Na promie spotkałem... swojego szefa, który jeździ akurat Magnumką. Podczas rozmowy przy kolacji okazało się, że będziemy się musieli zamienić na aut ze względu na to co mamy obaj załadowane, gdyż ja mam za kilka dni zjeżdżać do domu a moje auto niekoniecznie. Wszystko to jednak się później totalnie pomieszało.

Następnego dnia zjazd z promu i kierunek Norwegia. Pauzę obaj robiliśmy w Langhus. W niedzielne popołudnie zamieniliśmy się na auta.



W poniedziałkowy ranek ruszyłem na rozładunek do Skedsmokorset a po nim na załadunek do Porsgrunn gdzie załadowałem 24 tony pokryć dachowych z przeznaczeniem do Niemiec. Tego dnia zjechałem jeszcze tylko do Sarpsborga i tam spędziłem noc.

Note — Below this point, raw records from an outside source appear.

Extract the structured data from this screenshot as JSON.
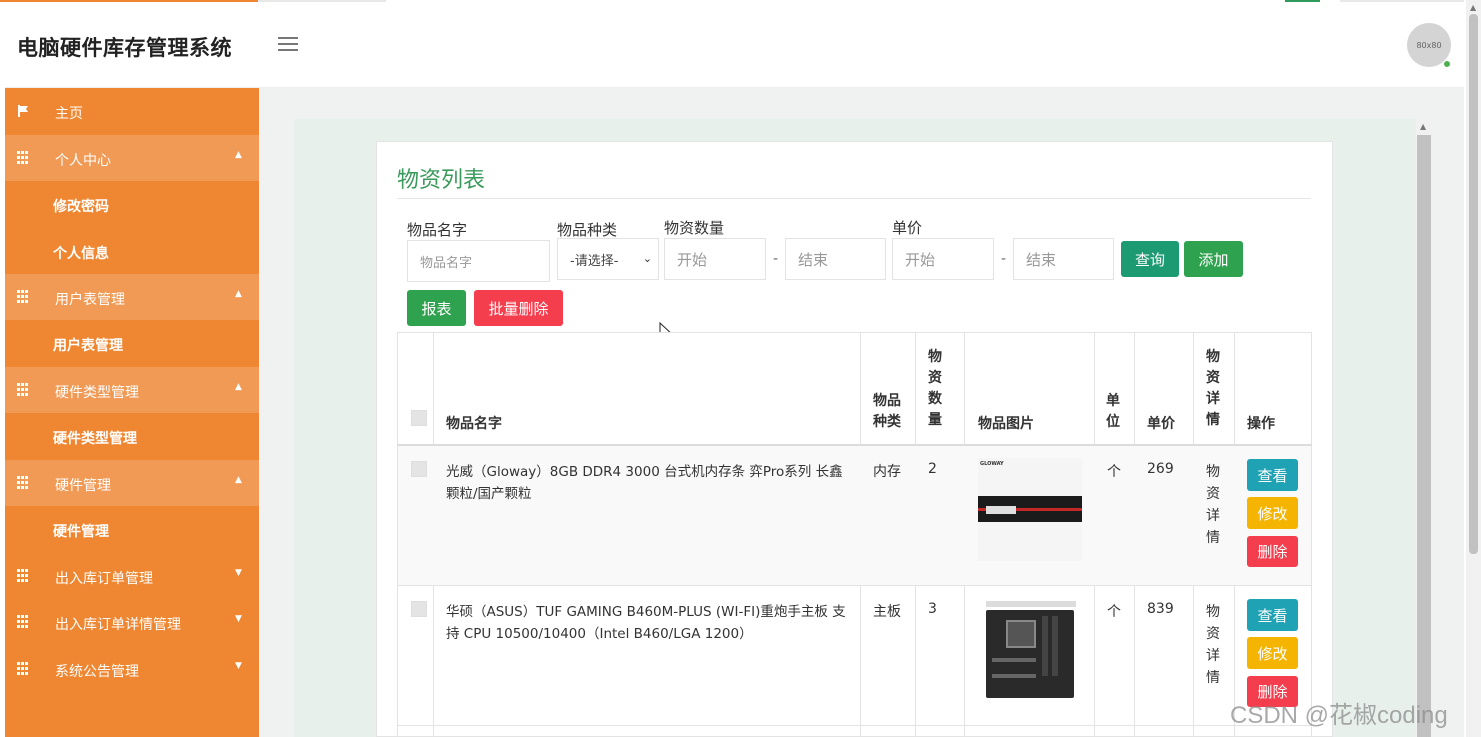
{
  "app": {
    "title": "电脑硬件库存管理系统",
    "avatar_text": "80x80"
  },
  "sidebar": {
    "items": [
      {
        "label": "主页",
        "icon": "flag-icon"
      },
      {
        "label": "个人中心",
        "icon": "grid-icon",
        "caret": "▲"
      },
      {
        "label": "修改密码"
      },
      {
        "label": "个人信息"
      },
      {
        "label": "用户表管理",
        "icon": "grid-icon",
        "caret": "▲"
      },
      {
        "label": "用户表管理"
      },
      {
        "label": "硬件类型管理",
        "icon": "grid-icon",
        "caret": "▲"
      },
      {
        "label": "硬件类型管理"
      },
      {
        "label": "硬件管理",
        "icon": "grid-icon",
        "caret": "▲"
      },
      {
        "label": "硬件管理"
      },
      {
        "label": "出入库订单管理",
        "icon": "grid-icon",
        "caret": "▼"
      },
      {
        "label": "出入库订单详情管理",
        "icon": "grid-icon",
        "caret": "▼"
      },
      {
        "label": "系统公告管理",
        "icon": "grid-icon",
        "caret": "▼"
      }
    ]
  },
  "panel": {
    "title": "物资列表"
  },
  "filters": {
    "name_label": "物品名字",
    "name_placeholder": "物品名字",
    "type_label": "物品种类",
    "type_selected": "-请选择-",
    "qty_label": "物资数量",
    "qty_start": "开始",
    "qty_end": "结束",
    "price_label": "单价",
    "price_start": "开始",
    "price_end": "结束",
    "dash": "-"
  },
  "buttons": {
    "query": "查询",
    "add": "添加",
    "report": "报表",
    "batch_delete": "批量删除"
  },
  "table": {
    "headers": {
      "name": "物品名字",
      "type": "物品种类",
      "qty": "物资数量",
      "image": "物品图片",
      "unit": "单位",
      "price": "单价",
      "detail": "物资详情",
      "ops": "操作"
    },
    "rows": [
      {
        "name": "光威（Gloway）8GB DDR4 3000 台式机内存条 弈Pro系列 长鑫颗粒/国产颗粒",
        "type": "内存",
        "qty": "2",
        "unit": "个",
        "price": "269",
        "detail": "物资详情",
        "view": "查看",
        "edit": "修改",
        "delete": "删除"
      },
      {
        "name": "华硕（ASUS）TUF GAMING B460M-PLUS (WI-FI)重炮手主板 支持 CPU 10500/10400（Intel B460/LGA 1200）",
        "type": "主板",
        "qty": "3",
        "unit": "个",
        "price": "839",
        "detail": "物资详情",
        "view": "查看",
        "edit": "修改",
        "delete": "删除"
      }
    ]
  },
  "watermark": "CSDN @花椒coding",
  "colors": {
    "sidebar": "#ef8732",
    "accent_green": "#3a9a5c",
    "btn_teal": "#1c9a72",
    "btn_red": "#f43d4d",
    "btn_info": "#1ea2b4",
    "btn_warn": "#f4b400"
  }
}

Nazajutrz po odebraniu dokumentów dojechałem do Goteborga skąd wieczorem popłynąłem do Kiel. Po zjechaniu z promu miałem już jechać do domu ale niestety człowiek który miał mnie zastąpić okazał się jakimś fantastą i nie został zatrudniony w naszej firmie. Zmuszony więc byłem, do czasu znalezienia kolejnego kandydata, pozostać na Magnumce. Pojechałem więc rozładować to co w Norwegii załadowałem. Karuzela kierowców na Magnumce zaczyna być już denerwująca. Póki nie miała ona specjalnie wpływu na moje życie jedynie mnie dziwiła ale teraz zaczyna być już uciążliwa.

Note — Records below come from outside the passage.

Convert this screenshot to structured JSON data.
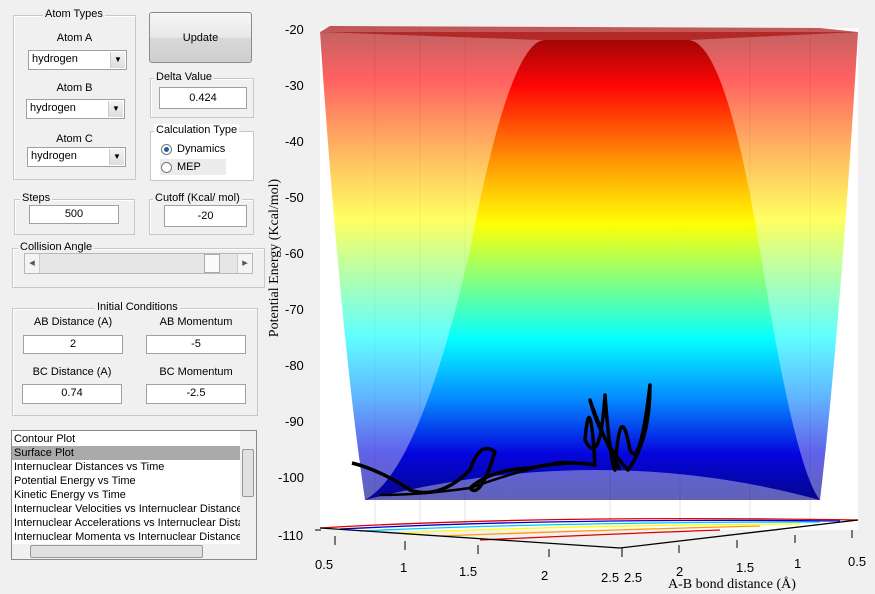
{
  "atom_types": {
    "title": "Atom Types",
    "atom_a": {
      "label": "Atom A",
      "value": "hydrogen"
    },
    "atom_b": {
      "label": "Atom B",
      "value": "hydrogen"
    },
    "atom_c": {
      "label": "Atom C",
      "value": "hydrogen"
    }
  },
  "update_label": "Update",
  "delta": {
    "title": "Delta Value",
    "value": "0.424"
  },
  "calc": {
    "title": "Calculation Type",
    "options": [
      "Dynamics",
      "MEP"
    ],
    "selected": "Dynamics"
  },
  "steps": {
    "title": "Steps",
    "value": "500"
  },
  "cutoff": {
    "title": "Cutoff (Kcal/ mol)",
    "value": "-20"
  },
  "collision": {
    "title": "Collision Angle",
    "arrow_left": "◂",
    "arrow_right": "▸",
    "position": 0.85
  },
  "initial": {
    "title": "Initial Conditions",
    "ab_dist_label": "AB Distance (A)",
    "ab_dist": "2",
    "ab_mom_label": "AB Momentum",
    "ab_mom": "-5",
    "bc_dist_label": "BC Distance (A)",
    "bc_dist": "0.74",
    "bc_mom_label": "BC Momentum",
    "bc_mom": "-2.5"
  },
  "plot_list": {
    "items": [
      "Contour Plot",
      "Surface Plot",
      "Internuclear Distances vs Time",
      "Potential Energy vs Time",
      "Kinetic Energy vs Time",
      "Internuclear Velocities vs Internuclear Distance",
      "Internuclear Accelerations vs Internuclear Distance",
      "Internuclear Momenta vs Internuclear Distance"
    ],
    "selected": "Surface Plot"
  },
  "chart_data": {
    "type": "surface",
    "zlabel": "Potential Energy (Kcal/mol)",
    "xlabel": "A-B bond distance (Å)",
    "zticks": [
      "-20",
      "-30",
      "-40",
      "-50",
      "-60",
      "-70",
      "-80",
      "-90",
      "-100",
      "-110"
    ],
    "zlim": [
      -110,
      -20
    ],
    "xticks_left": [
      "0.5",
      "1",
      "1.5",
      "2",
      "2.5"
    ],
    "xticks_right": [
      "2.5",
      "2",
      "1.5",
      "1",
      "0.5"
    ],
    "colormap": "jet"
  }
}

Pierwsze do rozładunku był Wesendorf gdzie zrzuciłem zaledwie 4 palety. Kolejne było Hamm ale na miejscu byłem już po godzinach pracy więc noc spędziłem pod bramą firmy.

Następnego dnia rano szybki rozładunek i kolejne dwa miejsca w Kenn i Bingen. Trochę dała mi się we znaki jazda po landówkach nie swoim autem - jakoś nie mogłem się z nim zgrać i martwiło mnie jego spalanie. Po jakimś czasie było już jednak całkiem dobrze a po rozmowie z szefem okazało się, że mój wynik spalania na nim jest bardzo dobry. Zwiedzanie.




Po ostatnim rozładunku polecono mi gdzieś stanąć i czekać gdyż nie było na razie żadnego ładunku dla mnie. Dopiero koło południa dnia następnego polecono mi jechać do Mannheim na pierwszy załadunek. Po nim kolejny w miejscowości Fulda i kierunek północ.

Byłem już w kontakcie z szefem (Seniorem) który jechał już ze zmiennikiem w moim kierunku.  Pierwotnie mieliśmy się spotkać w pobliżu Kiel, później ustaliliśmy, że ze względu na to, że może mi zabraknąć czasu pracy lepiej będzie gdy spotkamy się koło Hannoweru ale jazda szła na tyle dobrze, że zmienialiśmy się na A7 w Soltau. Do domu dotarliśmy w sobotnie popołudnie.